Any idiot can be governor.
I'm not saying Republican Governor-elect Paul LePage is such an idiot. But if it turns out he is, it's comforting to know that it won't make much difference. There are people already in place in Augusta who are qualified to handle the operation of state government until LePage either figures it out or gets bounced from office in 2014.
They're veteran GOP legislators.
They know how the system operates. They understand the pitfalls that await State House newbies. They can make even an idiot in the Blaine House look good. Or, at least, adequate.
But they don't necessarily have to.
If LePage listens to key legislators in his party, treats them with respect, and follows through on their advice, he can probably accomplish much of his agenda of reducing spending and lowering taxes. On the other hand, if he ignores them, denigrates them, or attempts to bluster his way through conflicts he doesn't understand (in other words, if he acts like the late independent governor Jim Longley), he's in for an unproductive four-year term and a rapid return to obscurity.
To date, LePage has relied on his average-guy persona, blunt comments, and a marked indifference to the finer points of complex policy matters to win over the Tea Partiers and other disaffected yokels with lots of complaints about government, but no clue how to address them.

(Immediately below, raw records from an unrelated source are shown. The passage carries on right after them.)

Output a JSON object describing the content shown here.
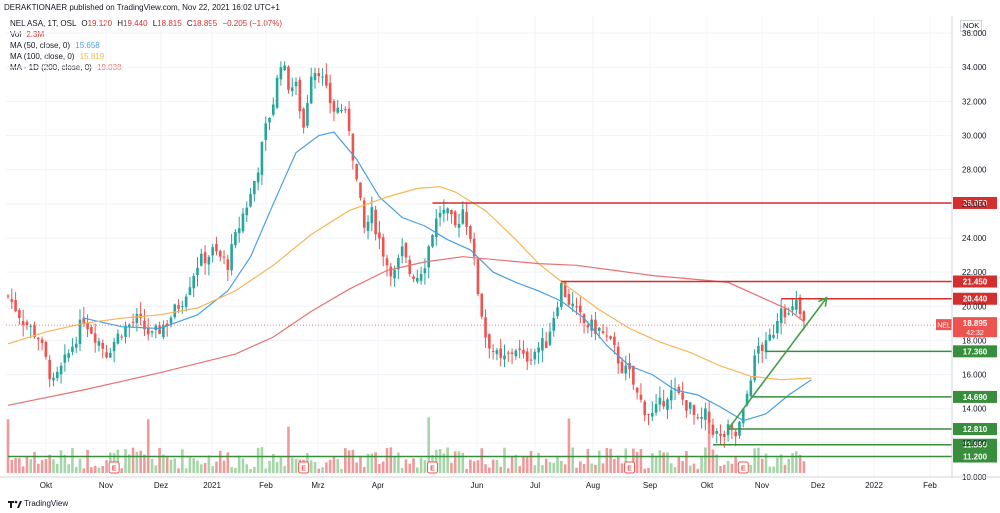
{
  "header": {
    "publisher_line": "DERAKTIONAER published on TradingView.com, Nov 22, 2021 16:02 UTC+1",
    "currency": "NOK"
  },
  "legend": {
    "symbol_line": "NEL ASA, 1T, OSL",
    "ohlc": [
      {
        "label": "O",
        "value": "19.120"
      },
      {
        "label": "H",
        "value": "19.440"
      },
      {
        "label": "L",
        "value": "18.815"
      },
      {
        "label": "C",
        "value": "18.895"
      }
    ],
    "change": "−0.205 (−1.07%)",
    "vol_label": "Vol",
    "vol_value": "2.3M",
    "indicators": [
      {
        "label": "MA (50, close, 0)",
        "value": "15.658",
        "color": "#4a9fe0"
      },
      {
        "label": "MA (100, close, 0)",
        "value": "15.819",
        "color": "#f7b557"
      },
      {
        "label": "MA - 1D (200, close, 0)",
        "value": "19.038",
        "color": "#e57373"
      }
    ]
  },
  "footer": {
    "brand": "TradingView"
  },
  "chart_data": {
    "type": "candlestick",
    "ylim": [
      10,
      37
    ],
    "y_ticks": [
      "36.000",
      "34.000",
      "32.000",
      "30.000",
      "28.000",
      "26.000",
      "24.000",
      "22.000",
      "20.000",
      "18.000",
      "16.000",
      "14.000",
      "12.000",
      "10.000"
    ],
    "y_tick_values": [
      36,
      34,
      32,
      30,
      28,
      26,
      24,
      22,
      20,
      18,
      16,
      14,
      12,
      10
    ],
    "x_ticks": [
      "Okt",
      "Nov",
      "Dez",
      "2021",
      "Feb",
      "Mrz",
      "Apr",
      "Jun",
      "Jul",
      "Aug",
      "Sep",
      "Okt",
      "Nov",
      "Dez",
      "2022",
      "Feb"
    ],
    "last_price": {
      "symbol": "NEL",
      "value": "18.895",
      "countdown": "42:32",
      "y": 18.895
    },
    "price_path": [
      [
        0,
        20.6
      ],
      [
        4,
        19.2
      ],
      [
        8,
        18.2
      ],
      [
        12,
        15.4
      ],
      [
        16,
        17.2
      ],
      [
        20,
        19.3
      ],
      [
        23,
        18.3
      ],
      [
        26,
        17.3
      ],
      [
        30,
        18.6
      ],
      [
        34,
        19.2
      ],
      [
        38,
        18.2
      ],
      [
        42,
        19.1
      ],
      [
        46,
        20.4
      ],
      [
        50,
        22.5
      ],
      [
        54,
        23.2
      ],
      [
        58,
        22.5
      ],
      [
        60,
        24.0
      ],
      [
        62,
        25.4
      ],
      [
        64,
        26.5
      ],
      [
        66,
        28.2
      ],
      [
        68,
        30.4
      ],
      [
        70,
        32.0
      ],
      [
        72,
        34.4
      ],
      [
        74,
        33.0
      ],
      [
        76,
        32.8
      ],
      [
        78,
        30.5
      ],
      [
        80,
        33.8
      ],
      [
        82,
        33.9
      ],
      [
        84,
        32.5
      ],
      [
        86,
        31.5
      ],
      [
        88,
        31.6
      ],
      [
        90,
        30.5
      ],
      [
        92,
        27.3
      ],
      [
        94,
        24.5
      ],
      [
        96,
        25.4
      ],
      [
        98,
        23.9
      ],
      [
        100,
        22.5
      ],
      [
        102,
        21.9
      ],
      [
        104,
        23.2
      ],
      [
        106,
        22.0
      ],
      [
        108,
        21.8
      ],
      [
        110,
        22.6
      ],
      [
        112,
        24.4
      ],
      [
        114,
        25.6
      ],
      [
        116,
        25.3
      ],
      [
        118,
        24.6
      ],
      [
        120,
        25.7
      ],
      [
        122,
        24.2
      ],
      [
        124,
        20.9
      ],
      [
        126,
        18.3
      ],
      [
        128,
        17.4
      ],
      [
        130,
        16.7
      ],
      [
        132,
        17.1
      ],
      [
        134,
        17.6
      ],
      [
        136,
        16.9
      ],
      [
        138,
        17.2
      ],
      [
        140,
        17.6
      ],
      [
        142,
        17.9
      ],
      [
        144,
        19.5
      ],
      [
        146,
        21.2
      ],
      [
        148,
        20.3
      ],
      [
        150,
        19.6
      ],
      [
        152,
        19.0
      ],
      [
        154,
        18.8
      ],
      [
        156,
        18.6
      ],
      [
        158,
        18.1
      ],
      [
        160,
        17.4
      ],
      [
        162,
        16.4
      ],
      [
        164,
        16.0
      ],
      [
        166,
        14.8
      ],
      [
        168,
        14.0
      ],
      [
        170,
        13.6
      ],
      [
        172,
        14.2
      ],
      [
        174,
        14.9
      ],
      [
        176,
        14.9
      ],
      [
        178,
        14.5
      ],
      [
        180,
        14.0
      ],
      [
        182,
        13.1
      ],
      [
        184,
        13.6
      ],
      [
        186,
        12.8
      ],
      [
        188,
        12.2
      ],
      [
        190,
        12.7
      ],
      [
        192,
        12.4
      ],
      [
        194,
        13.7
      ],
      [
        196,
        16.0
      ],
      [
        198,
        17.6
      ],
      [
        200,
        17.6
      ],
      [
        202,
        18.6
      ],
      [
        204,
        20.2
      ],
      [
        206,
        19.4
      ],
      [
        208,
        20.1
      ],
      [
        210,
        18.9
      ]
    ],
    "series": [
      {
        "name": "MA (50, close, 0)",
        "color": "#4a9fe0",
        "points": [
          [
            20,
            19.3
          ],
          [
            30,
            18.8
          ],
          [
            40,
            18.7
          ],
          [
            50,
            19.5
          ],
          [
            58,
            20.9
          ],
          [
            64,
            22.9
          ],
          [
            70,
            26.0
          ],
          [
            76,
            29.0
          ],
          [
            82,
            30.0
          ],
          [
            86,
            30.2
          ],
          [
            92,
            28.6
          ],
          [
            98,
            26.4
          ],
          [
            104,
            25.2
          ],
          [
            110,
            24.7
          ],
          [
            116,
            23.9
          ],
          [
            122,
            23.3
          ],
          [
            128,
            22.0
          ],
          [
            134,
            21.4
          ],
          [
            140,
            20.9
          ],
          [
            146,
            20.3
          ],
          [
            152,
            19.3
          ],
          [
            158,
            17.7
          ],
          [
            164,
            16.5
          ],
          [
            170,
            16.0
          ],
          [
            176,
            15.1
          ],
          [
            182,
            14.8
          ],
          [
            188,
            14.1
          ],
          [
            194,
            13.3
          ],
          [
            200,
            13.7
          ],
          [
            206,
            14.8
          ],
          [
            212,
            15.7
          ]
        ]
      },
      {
        "name": "MA (100, close, 0)",
        "color": "#f7b557",
        "points": [
          [
            0,
            17.8
          ],
          [
            10,
            18.5
          ],
          [
            20,
            19.0
          ],
          [
            30,
            19.3
          ],
          [
            40,
            19.5
          ],
          [
            50,
            19.9
          ],
          [
            60,
            20.9
          ],
          [
            70,
            22.4
          ],
          [
            80,
            24.2
          ],
          [
            90,
            25.6
          ],
          [
            100,
            26.4
          ],
          [
            108,
            26.9
          ],
          [
            114,
            27.0
          ],
          [
            118,
            26.7
          ],
          [
            126,
            25.6
          ],
          [
            134,
            23.9
          ],
          [
            140,
            22.5
          ],
          [
            148,
            21.1
          ],
          [
            156,
            19.8
          ],
          [
            164,
            18.7
          ],
          [
            172,
            17.9
          ],
          [
            180,
            17.3
          ],
          [
            188,
            16.5
          ],
          [
            196,
            15.9
          ],
          [
            204,
            15.7
          ],
          [
            212,
            15.8
          ]
        ]
      },
      {
        "name": "MA - 1D (200, close, 0)",
        "color": "#e57373",
        "points": [
          [
            0,
            14.2
          ],
          [
            20,
            15.1
          ],
          [
            40,
            16.1
          ],
          [
            60,
            17.2
          ],
          [
            70,
            18.2
          ],
          [
            80,
            19.7
          ],
          [
            90,
            21.0
          ],
          [
            100,
            22.1
          ],
          [
            110,
            22.6
          ],
          [
            120,
            22.9
          ],
          [
            130,
            22.7
          ],
          [
            140,
            22.5
          ],
          [
            150,
            22.4
          ],
          [
            160,
            22.1
          ],
          [
            170,
            21.8
          ],
          [
            180,
            21.6
          ],
          [
            190,
            21.4
          ],
          [
            200,
            20.4
          ],
          [
            206,
            19.8
          ],
          [
            210,
            19.1
          ]
        ]
      }
    ],
    "levels": [
      {
        "label": "26.050",
        "value": 26.05,
        "color": "#d32f2f",
        "from": 112
      },
      {
        "label": "21.450",
        "value": 21.45,
        "color": "#d32f2f",
        "from": 146
      },
      {
        "label": "20.440",
        "value": 20.44,
        "color": "#d32f2f",
        "from": 204
      },
      {
        "label": "17.360",
        "value": 17.36,
        "color": "#388e3c",
        "from": 200
      },
      {
        "label": "14.690",
        "value": 14.69,
        "color": "#388e3c",
        "from": 196
      },
      {
        "label": "12.810",
        "value": 12.81,
        "color": "#388e3c",
        "from": 190
      },
      {
        "label": "11.890",
        "value": 11.89,
        "color": "#388e3c",
        "from": 186
      },
      {
        "label": "11.200",
        "value": 11.2,
        "color": "#388e3c",
        "from": 0
      }
    ],
    "trend_arrow": {
      "from": [
        190,
        12.8
      ],
      "to": [
        216,
        20.5
      ],
      "color": "#43a047"
    },
    "earnings_markers": [
      28,
      78,
      112,
      164,
      194
    ],
    "earnings_label": "E"
  }
}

Now, he needs to get real.
In order to pass even the most routine legislation, the new governor will have to learn to interact with experienced politicians. These pols come equipped with sizable egos and agendas of their own, agendas that may not match up with LePage's.
Republican stalwarts such as state senators Kevin Raye and Richard Rosen (respectively, the next Senate president and chair of the Appropriations Committee) know that it's one thing to promise a smaller state government and another to explain to their constituents why there's no longer a motor vehicles office or an agricultural extension service representative in their district. Cutting state services is as much an exercise in political pragmatism as finances.
Longtime GOP legislators such as state representatives Paul Davis or Robert Nutting (top contenders to be the new speaker of the House) understand that passing bills takes more than motivating the majority party. It also requires fending off the likes of Democratic state Representative John Martin and his mastery of procedural maneuvers that can turn any bill into roadkill.
This ain't Waterville City Hall, where LePage claims he learned all about politics. This is a bigger stage, with more adept actors and a lot more stage directions.
Several people familiar with LePage's thinking have expressed some alarm at his naïve belief that Republicans in the House and Senate will do what he tells them, which — if he had his way — would be to sit down, shut up, and vote the way he tells them. Unfortunately for the newly elected governor, life in the State House doesn't work that way.
Regardless of party affiliation, legislators generally take seriously the constitutional checks and balances among the three branches of government. In practical terms, that means GOP legislators expect to be courted before they'll support the plans put forth by any governor, even one of their own party. If LePage attempts to issue marching orders, he'll find himself ignored.